We had to wait, a friend had to get the matches. We had some time, and I asked him about his campfires past, who had built them, what happened around them.

It was small talk for me, until he spoke. His voice got quiet, his eyes wet, his hands shaking. No, this was big talk, big stuff, big wounds.

Only a few campfires, only a few of the only good times in his past, what he could remember of them. Most of childhood was just a fog; he couldn’t remember.

He thought this fire would fail, it would not burn, and everyone here would think he was a failure. It was the old familiar story, it was the ending that he expected. Wasn’t that the story of his life?

This was his fire, his first fire he had built. He wanted to say his dad would be proud of him, but halfway through the words, he choked, looked away, not able to say that, that dad would be proud.

The matches arrived, and I handed them to him.

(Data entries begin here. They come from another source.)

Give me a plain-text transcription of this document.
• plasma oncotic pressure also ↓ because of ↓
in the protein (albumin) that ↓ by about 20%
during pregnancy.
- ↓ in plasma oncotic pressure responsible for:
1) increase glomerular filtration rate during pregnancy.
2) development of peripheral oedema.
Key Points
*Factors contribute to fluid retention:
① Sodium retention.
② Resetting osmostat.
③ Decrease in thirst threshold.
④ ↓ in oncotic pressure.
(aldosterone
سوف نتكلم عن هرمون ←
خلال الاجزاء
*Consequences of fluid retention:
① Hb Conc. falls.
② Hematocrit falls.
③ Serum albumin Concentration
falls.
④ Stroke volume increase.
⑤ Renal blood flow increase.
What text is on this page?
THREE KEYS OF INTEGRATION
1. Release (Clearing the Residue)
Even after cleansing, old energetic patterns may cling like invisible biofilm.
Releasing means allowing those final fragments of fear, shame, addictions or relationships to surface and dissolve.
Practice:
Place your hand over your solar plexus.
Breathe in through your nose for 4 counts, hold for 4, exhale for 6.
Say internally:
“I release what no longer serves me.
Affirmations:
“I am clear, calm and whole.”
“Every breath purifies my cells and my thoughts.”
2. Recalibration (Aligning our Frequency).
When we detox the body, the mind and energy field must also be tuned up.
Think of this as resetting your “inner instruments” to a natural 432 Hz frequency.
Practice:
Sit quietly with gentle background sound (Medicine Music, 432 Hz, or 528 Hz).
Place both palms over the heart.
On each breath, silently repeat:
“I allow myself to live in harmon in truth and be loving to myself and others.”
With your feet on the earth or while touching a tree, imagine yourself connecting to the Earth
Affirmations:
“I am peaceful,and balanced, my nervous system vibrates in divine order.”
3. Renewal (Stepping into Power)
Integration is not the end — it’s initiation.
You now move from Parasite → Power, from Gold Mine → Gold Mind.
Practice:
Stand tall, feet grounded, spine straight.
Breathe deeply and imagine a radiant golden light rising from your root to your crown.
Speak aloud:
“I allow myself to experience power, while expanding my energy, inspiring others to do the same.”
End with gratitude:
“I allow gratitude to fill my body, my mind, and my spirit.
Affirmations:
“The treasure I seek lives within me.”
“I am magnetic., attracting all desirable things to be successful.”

“Light your fire, son,” I said. “You can do this.”

There was a spark, a small flame that grew, catching the paper and kindling he had laid so carefully, his most important task ever in his young life.

I asked him to blow on the small flame, to make it grow. And he did, a smile breaking across his face.

The fire, his fire, was ablaze, catching the big sticks, sending flames up high.

“Good job,” I said. “You did well. I’m proud of you.”

Those words, ones he had never heard before, filled the air, filled his heart. The words he had never heard, until now.

He nodded, not saying a word. The fire crackled, as we let those simple words sink in, letting him really hear them.

He built the good fire, the fire everyone liked. Soon everyone crowded around to feel its heat on this chilly morning, to cook our lunch, warm our hands and our hearts.

The others, the builder of the fire, and I sat around the fire, sharing our lunch, a few stories, our friendship.

“Great fire,” they said. “Thanks.”

He looked down at his shoes, and then at the fire, taking it all in, feeling the warmth of their praise, their thanks, warming his heart on this cold winter’s day.

His big smile lit up his face, and added more light to our day together.

A miracle, in the coldest, most ordinary of places. But that’s where miracles happen, when its cold and lonely, and you think your life isn’t all that special.

We just need to be ready to let the light in.